One obvious reason for this volatility is that corporate income tax collections have fluctuated with the national economy, for better or worse. However, states blame four other factors for the long-term decline in state corporate income taxes:
1. Federal laws limiting the state tax base;
2. A decline in the federal income tax base;
3. Corporate participation in tax planning; and
4. State legislative actions to reduce tax bases (Federalism at Risk: A Report of the Multistate Tax Commission (June 2003)).
Federal Limits on State Taxation
Under the U.S. Constitution, Congress has the authority to regulate commerce among the states. Congress used its authority when it passed the Interstate Income Tax Act, P.L. 86-272, to restrict the activities that create a state income tax filing requirement. P.L. 86-272 was a response to the U.S. Supreme Court’s decision in Northwestern States Portland Cement Co. v. Minnesota, 358 US 450 (1959), and primarily allows businesses to solicit sales of tangible personal property in a state without incurring a state net income tax filing requirement.
Following P.L. 86-272, Congress passed numerous bills regulating interstate commerce. For example, the Railroad Revitalization and Regulatory Reform Act, P.L. 94-210, prohibits a state from taxing railroad property more heavily than other commercial or industrial property. Congress subsequently extended the prohibition to motor carriers (49 USC §14502) and air carriers (49 USC §40116). Among other limitations, Congress also:
1. Limited states’ ability to levy stock transfer taxes (15 USC §78bb(d));
2. Superseded all state taxes related to employee benefit plans (29 USC §1144(a));
3. Prohibited localities from taxing providers of direct-to-home satellite services (Telecommunications Act of 1996, P.L. 104-104);
4. Prohibited states from taxing interstate passenger transportation (ICC Termination Act of 1995, P.L. 104-88); and
5. Prohibited state and local governments from imposing new taxes on internet access (Internet Tax Freedom Act, P.L. 105-277).
Decline in Federal Tax Base
Due to states’ reliance on federal taxable income as the starting point for their corporate income tax, the widely reported decline in the federal income tax base has resulted in reduced state corporate income taxes. Much of the decline in federal corporate income taxes is a result of Congress’s allowance of passthrough entities for federal income tax purposes. Income once attributed to corporations is now reported as the income of S corporations, partnerships, and limited liability companies and is therefore considered personal, rather than corporate, income.

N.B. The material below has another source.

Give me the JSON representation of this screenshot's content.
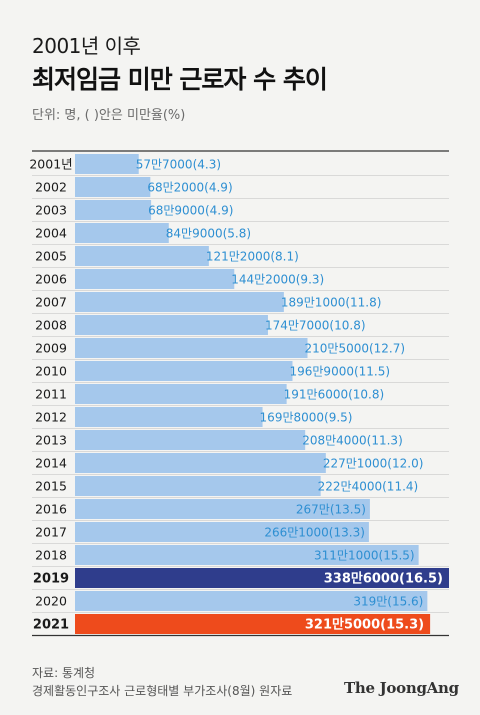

A common reason to form such entities is to eliminate double taxation—taxation at the corporate level and shareholder level. The passthrough of corporate income to the shareholders, partners, or members creates challenges for states when they try to administer and collect income taxes from nonresident partners of passthrough entities domiciled outside their respective states.
Federal “bonus” depreciation resulting from the Economic Growth and Tax Relief Reconciliation Act of 2001, P.L. 107-16, also led to a decline of the federal corporate income tax base. Unless states passed legislation to decouple from bonus depreciation, their corporate income tax base decreased. Unfortunately for some states, decoupling occurred only after state revenue was noticeably reduced.
State Income Tax Planning
State lawmakers see significant differences between what corporate taxpayers pay in state income taxes, and some wonder if tax planning might explain a material part of these differences. In response, they sometimes pass new laws to limit or eliminate the use of these tax planning techniques in their states. New strategies appear regularly, however, and some are never legislated out of existence.
Reduced State Tax Bases
As part of the competition for jobs, states have established various tax incentives to encourage investment (see the next item). When deciding where to locate a new plant or whether to expand an existing one, companies consider the overall state and local tax burdens, including available tax credits and incentives. Other state efforts also reduce the tax base. For example, some states are changing from traditional three-factor apportionment formulas (sales, property, and payroll) to apportionment formulas that use sales only. This places greater emphasis on a company’s sales in a state and often reduces the tax burden for companies with property and payroll in the state.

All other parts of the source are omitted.